Первым же летом, после петровок, когда на широком спелом поле на каждой ниве как желтые куропатки расселись снопы, орличане начали лазить в кошельки и опускали монету — другую в горло гыдулки. И снова в душе слепого ожила тоска по самой милой сердцу женщине, которую он потерял в темноте.

…Был он очень мал. Жил с матерью на самой окраине села. Каждый день она уходила работать на чужих людей, а сына оставляла дома. Но однажды летним утром она ушла, а вечером не вернулась. Маленький слепой мальчик ждал до полуночи, прислушивался к дыханию людей и животных, прижимался ухом к земле, чтобы уловить ее шаги — и не услышал их. Тогда, оледенев от страха, он выскочил из дома, протянул руки перед собой и стал ощупывать темноту. Он не мог увидеть, куда она пропала, потому что у него не было глаз!

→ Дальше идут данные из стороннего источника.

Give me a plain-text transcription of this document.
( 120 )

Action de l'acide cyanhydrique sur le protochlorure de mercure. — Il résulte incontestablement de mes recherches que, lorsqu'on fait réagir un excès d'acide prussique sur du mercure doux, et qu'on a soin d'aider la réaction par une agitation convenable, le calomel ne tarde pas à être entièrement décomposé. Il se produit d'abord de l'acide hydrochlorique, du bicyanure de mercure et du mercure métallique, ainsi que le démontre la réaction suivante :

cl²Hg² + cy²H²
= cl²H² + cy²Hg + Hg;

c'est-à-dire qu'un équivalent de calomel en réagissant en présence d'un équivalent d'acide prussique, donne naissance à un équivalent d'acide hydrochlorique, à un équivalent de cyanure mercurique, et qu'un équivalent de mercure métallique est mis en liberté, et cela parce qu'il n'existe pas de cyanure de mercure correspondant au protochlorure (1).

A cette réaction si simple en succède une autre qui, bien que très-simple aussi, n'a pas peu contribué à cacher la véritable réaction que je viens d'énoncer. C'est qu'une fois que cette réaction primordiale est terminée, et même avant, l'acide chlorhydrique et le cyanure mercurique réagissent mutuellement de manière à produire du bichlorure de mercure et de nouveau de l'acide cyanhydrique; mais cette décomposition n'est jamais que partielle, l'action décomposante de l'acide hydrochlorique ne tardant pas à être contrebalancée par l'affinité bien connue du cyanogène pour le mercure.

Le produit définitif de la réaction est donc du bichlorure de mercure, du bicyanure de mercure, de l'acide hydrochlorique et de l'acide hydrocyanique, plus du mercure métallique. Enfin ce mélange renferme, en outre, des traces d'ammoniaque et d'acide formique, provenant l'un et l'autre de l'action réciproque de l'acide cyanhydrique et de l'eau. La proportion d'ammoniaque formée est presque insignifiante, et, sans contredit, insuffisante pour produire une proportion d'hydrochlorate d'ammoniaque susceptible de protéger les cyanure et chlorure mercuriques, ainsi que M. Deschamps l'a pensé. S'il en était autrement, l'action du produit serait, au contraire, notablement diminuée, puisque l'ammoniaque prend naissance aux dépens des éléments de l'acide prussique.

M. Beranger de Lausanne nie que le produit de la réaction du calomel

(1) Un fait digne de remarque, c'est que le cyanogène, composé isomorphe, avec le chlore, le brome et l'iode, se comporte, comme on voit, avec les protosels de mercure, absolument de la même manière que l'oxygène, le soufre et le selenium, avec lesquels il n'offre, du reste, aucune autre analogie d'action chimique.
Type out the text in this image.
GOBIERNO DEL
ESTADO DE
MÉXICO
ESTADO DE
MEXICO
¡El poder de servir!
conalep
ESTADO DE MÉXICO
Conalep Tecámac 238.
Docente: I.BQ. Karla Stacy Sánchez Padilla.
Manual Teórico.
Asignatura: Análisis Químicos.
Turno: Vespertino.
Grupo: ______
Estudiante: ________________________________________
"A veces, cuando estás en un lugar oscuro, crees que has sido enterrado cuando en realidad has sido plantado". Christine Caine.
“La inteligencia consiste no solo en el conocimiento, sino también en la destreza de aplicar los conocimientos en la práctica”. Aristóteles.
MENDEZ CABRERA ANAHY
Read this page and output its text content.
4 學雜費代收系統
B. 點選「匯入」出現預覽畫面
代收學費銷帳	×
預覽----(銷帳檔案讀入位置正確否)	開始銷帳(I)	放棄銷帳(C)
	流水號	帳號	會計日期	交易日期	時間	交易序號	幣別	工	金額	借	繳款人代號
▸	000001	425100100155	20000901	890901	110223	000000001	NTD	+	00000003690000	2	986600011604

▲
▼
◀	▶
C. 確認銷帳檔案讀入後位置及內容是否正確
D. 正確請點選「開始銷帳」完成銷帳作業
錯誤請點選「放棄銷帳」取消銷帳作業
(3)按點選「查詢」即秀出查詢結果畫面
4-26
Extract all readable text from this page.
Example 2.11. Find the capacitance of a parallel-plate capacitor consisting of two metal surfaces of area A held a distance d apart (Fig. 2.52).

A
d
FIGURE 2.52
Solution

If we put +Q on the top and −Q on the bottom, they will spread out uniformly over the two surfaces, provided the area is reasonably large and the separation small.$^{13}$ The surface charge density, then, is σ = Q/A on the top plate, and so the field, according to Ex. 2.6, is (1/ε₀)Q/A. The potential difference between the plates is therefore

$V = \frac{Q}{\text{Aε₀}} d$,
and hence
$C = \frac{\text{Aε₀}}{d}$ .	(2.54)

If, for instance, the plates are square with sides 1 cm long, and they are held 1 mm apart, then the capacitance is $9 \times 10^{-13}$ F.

Девять лет ходил Талей по селам, расспрашивал людей и камни, птиц и деревья на бесконечной дороге; никто не знал, куда она девалась. Тогда слепой вернулся в ветхий домишко, снял со стены ореховую отцовскую гыдулку и пошел с ней по свету, распевая свои бесхитростные песни, и забыл про мать.

И только когда зазвенели серебряные монетки в гыдулке, ожила старая его печаль и захотелось ему, чтобы его обняли мягкие материнские руки. Прошлой весной бабка Тиша ходила встречать ягнят, чтобы не забредали в чужие дворы; так она ему сказала: хоть так, хоть этак, но надо накопить денег. Говорят, что где-то в чужой земле есть родничок со зрячей водой. Кто из него умоется — зрячим станет. Родничок тот далеко, на краю света. Пешком туда не дойдешь. Вот собрал бы он деньжат, тогда купил бы себе коня, а то и билет на железную дорогу… А когда прозреет, обойдет всю землю и отыщет мать…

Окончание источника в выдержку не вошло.